They always say that life begins outside of your comfort zone, and last weekend I saw exactly why. Maybe I'm a bit of a princess, but before last week, I had never been camping. Sleeping in a tent is something I've never done before, because I fail to see why it would be fun for anyone. I don't mind the cold and the rain, but when it comes to sleeping, comfort is key. So deciding to go to Reading Festival was a big deal to me, with the prospect of four nights of sleeping in a field and no showering. Having been born and bred in Reading, I vaguely knew what to expect, but that didn't stop me feeling any less like a fish out of water. It was an all-round challenging experience, but in hindsight it was totally worth it, because I learnt a few things about myself there.
- I am not a camper. Pretty obvious to be honest with you. The nights I spent in a tent were pretty horrible, and I'm not sure if it was because psychologically I was aware I was sleeping in a field surrounded by strangers, or that my tent was pretty rubbish. I felt claustrophobic and trapped in my little plastic prison on the ground, and my only reprieve was that it didn't actually rain that much whilst we were there.
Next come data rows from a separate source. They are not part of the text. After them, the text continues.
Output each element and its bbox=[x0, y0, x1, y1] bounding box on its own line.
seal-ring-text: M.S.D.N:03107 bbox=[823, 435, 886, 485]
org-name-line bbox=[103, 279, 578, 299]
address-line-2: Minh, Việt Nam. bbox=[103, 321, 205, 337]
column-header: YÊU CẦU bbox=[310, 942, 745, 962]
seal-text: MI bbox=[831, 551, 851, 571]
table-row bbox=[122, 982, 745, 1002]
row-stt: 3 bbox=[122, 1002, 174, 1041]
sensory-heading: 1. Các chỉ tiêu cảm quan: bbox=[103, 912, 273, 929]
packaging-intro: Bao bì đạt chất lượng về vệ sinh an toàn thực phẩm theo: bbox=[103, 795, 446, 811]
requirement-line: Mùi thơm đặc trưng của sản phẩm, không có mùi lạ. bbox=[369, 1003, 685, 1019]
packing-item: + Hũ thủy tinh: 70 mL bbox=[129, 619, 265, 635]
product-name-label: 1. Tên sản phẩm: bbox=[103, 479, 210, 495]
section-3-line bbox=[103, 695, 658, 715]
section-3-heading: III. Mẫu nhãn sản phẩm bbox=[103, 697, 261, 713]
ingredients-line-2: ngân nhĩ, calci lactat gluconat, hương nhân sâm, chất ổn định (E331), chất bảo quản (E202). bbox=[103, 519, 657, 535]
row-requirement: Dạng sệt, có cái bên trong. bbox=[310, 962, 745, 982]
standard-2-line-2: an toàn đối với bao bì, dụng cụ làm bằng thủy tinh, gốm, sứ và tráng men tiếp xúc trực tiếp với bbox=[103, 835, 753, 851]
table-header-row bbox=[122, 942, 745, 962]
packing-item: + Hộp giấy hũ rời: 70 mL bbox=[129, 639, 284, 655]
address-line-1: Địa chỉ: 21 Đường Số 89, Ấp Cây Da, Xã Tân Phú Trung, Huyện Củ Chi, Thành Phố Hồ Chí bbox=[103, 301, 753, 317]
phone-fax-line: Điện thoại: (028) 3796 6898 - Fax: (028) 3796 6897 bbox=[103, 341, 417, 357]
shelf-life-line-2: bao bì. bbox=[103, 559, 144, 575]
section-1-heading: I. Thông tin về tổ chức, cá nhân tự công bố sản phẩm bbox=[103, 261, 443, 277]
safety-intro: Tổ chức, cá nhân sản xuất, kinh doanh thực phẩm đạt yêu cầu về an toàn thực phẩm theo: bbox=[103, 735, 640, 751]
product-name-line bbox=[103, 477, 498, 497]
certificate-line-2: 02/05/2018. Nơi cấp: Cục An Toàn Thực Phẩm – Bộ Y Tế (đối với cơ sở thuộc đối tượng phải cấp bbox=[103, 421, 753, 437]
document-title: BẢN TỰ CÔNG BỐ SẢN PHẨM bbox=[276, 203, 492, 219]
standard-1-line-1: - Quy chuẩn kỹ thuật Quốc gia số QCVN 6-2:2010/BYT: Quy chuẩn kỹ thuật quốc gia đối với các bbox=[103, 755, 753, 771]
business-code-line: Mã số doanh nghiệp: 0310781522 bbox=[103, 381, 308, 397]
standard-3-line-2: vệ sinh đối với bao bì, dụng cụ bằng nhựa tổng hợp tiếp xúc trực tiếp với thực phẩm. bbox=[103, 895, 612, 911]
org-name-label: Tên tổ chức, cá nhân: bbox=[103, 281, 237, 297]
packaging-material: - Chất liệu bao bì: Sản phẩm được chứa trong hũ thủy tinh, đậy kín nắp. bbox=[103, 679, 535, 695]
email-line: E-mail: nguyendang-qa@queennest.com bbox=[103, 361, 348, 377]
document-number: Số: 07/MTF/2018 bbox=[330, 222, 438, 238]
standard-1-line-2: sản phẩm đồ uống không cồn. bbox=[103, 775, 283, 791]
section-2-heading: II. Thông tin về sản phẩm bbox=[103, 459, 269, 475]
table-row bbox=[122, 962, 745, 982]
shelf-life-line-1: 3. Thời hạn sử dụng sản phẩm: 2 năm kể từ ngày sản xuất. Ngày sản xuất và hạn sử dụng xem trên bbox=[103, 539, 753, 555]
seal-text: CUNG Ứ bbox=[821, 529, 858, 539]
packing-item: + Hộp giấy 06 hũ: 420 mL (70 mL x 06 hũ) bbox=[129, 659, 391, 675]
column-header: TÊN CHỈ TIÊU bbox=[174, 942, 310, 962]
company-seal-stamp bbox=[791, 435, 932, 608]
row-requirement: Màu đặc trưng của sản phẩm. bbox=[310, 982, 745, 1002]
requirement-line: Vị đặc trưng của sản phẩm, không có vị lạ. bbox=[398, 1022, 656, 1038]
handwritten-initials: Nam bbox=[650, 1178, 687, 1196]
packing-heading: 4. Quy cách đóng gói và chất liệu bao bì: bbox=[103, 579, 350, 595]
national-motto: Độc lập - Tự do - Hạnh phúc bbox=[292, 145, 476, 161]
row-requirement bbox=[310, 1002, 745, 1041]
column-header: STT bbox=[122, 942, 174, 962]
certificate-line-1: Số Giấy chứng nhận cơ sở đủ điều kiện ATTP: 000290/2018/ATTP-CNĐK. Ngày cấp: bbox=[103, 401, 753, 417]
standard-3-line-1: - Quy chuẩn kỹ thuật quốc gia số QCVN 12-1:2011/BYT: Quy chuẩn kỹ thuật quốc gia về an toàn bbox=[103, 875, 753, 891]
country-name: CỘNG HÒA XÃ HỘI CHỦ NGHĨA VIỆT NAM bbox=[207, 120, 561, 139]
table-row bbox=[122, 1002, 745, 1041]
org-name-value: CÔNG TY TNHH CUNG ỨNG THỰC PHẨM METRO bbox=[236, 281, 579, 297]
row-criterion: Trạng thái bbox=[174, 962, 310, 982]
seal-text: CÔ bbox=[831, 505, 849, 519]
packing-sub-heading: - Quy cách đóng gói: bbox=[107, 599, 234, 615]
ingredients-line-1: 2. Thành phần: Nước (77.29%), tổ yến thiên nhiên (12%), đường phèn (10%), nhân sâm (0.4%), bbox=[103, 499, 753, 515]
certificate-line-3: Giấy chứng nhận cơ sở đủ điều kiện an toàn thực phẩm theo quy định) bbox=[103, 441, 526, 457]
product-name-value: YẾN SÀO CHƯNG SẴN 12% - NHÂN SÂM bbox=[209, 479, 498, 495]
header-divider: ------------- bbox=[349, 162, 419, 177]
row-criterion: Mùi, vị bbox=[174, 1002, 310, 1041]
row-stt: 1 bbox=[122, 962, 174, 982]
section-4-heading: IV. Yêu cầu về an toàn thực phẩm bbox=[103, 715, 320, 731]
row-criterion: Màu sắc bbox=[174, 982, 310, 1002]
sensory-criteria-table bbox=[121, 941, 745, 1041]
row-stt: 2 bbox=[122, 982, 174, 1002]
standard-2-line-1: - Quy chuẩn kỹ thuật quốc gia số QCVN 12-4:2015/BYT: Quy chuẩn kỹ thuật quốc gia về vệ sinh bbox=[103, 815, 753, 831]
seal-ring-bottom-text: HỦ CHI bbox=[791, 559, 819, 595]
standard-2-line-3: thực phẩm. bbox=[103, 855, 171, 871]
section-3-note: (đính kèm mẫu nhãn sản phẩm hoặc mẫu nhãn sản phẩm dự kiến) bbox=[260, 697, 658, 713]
- I am an over-packer. Even when I think I've only packed the absolute basics, I've still overpacked by a tonne. And that gets pretty heavy after you've lugged it around on trains, boats and through fields.
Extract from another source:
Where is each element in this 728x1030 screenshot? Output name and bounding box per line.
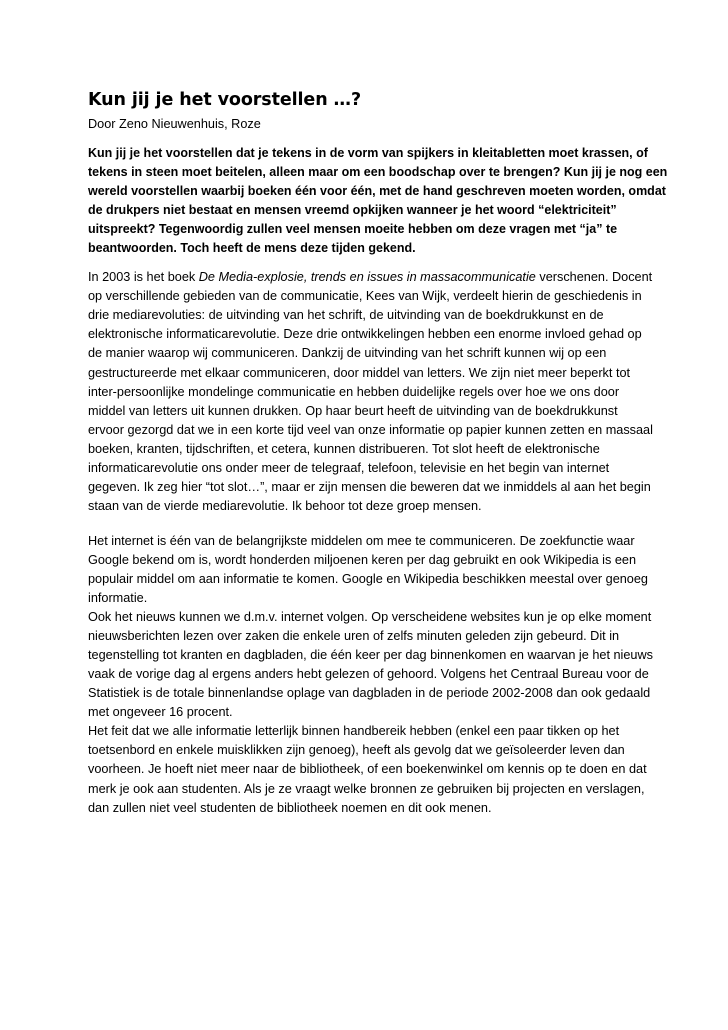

- Heatstroke is very real, and if you don't look after yourself you will end up in a medical tent. I spent a good chunk of my Friday being beyond dehydrated and exhausted, after suffering from heatstroke. It wasn't exactly the highlight of my weekend, but it taught me that you need to always look after yourself.
- Family are a godsend. After the Friday fiasco, I called time on sleeping in a field, so I could look after myself. Thankfully my grandparents only live down the road from the festival, and they let me stay there each night after the bands had stopped, and then dropped me back each day. Without them, I think I would've quit altogether. Sometimes you need to ask for help.
- I am pretty comfortable being alone. A few times I found myself going to watch bands on my own, and that was okay. I didn't feel lonely, or that I needed anyone else to be with me, I just got on with it. As I did when I trekked in and out of the site everyday to meet my grandparents. Basically, #MissIndependant
- I am a lot stronger than I think I am. Even though to begin with things all seemed to be against me and I was so ill, I didn't want to give up. I'm proud that I still managed to spend two nights sleeping in a field. Although it might seem pathetic to people as an achievement, we all have different strengths and weaknesses, and I'm happy I actually gave it a go. I believe if it wasn't for getting so ill I would've done the whole thing and been so much prouder of myself, but I really did do my best. And that's all that counts.
Regardless, I had the most amazing time. The music and the crowd atmosphere was incredible. It was liberating and freeing, and just so much fun. I saw so many of my favourite bands, (Disclosure, Raleigh Ritchie and Chvrches) and a few I wouldn't have normally gone to see (Blossoms and The Hunna). Plus there's the added benefit that I saw a few cast members of Game of Thrones whilst I was watching the Red Hot Chili Peppers (hello Bran Stark and Khal Drogo!) And maybe I really am crazy, but I would definitely consider going to Reading again next year.
So to clarify, I didn't die in a field, I genuinely enjoyed myself, and I feel like I came out it a lot stronger. It definitely pays to step out of your comfort zone and do something new.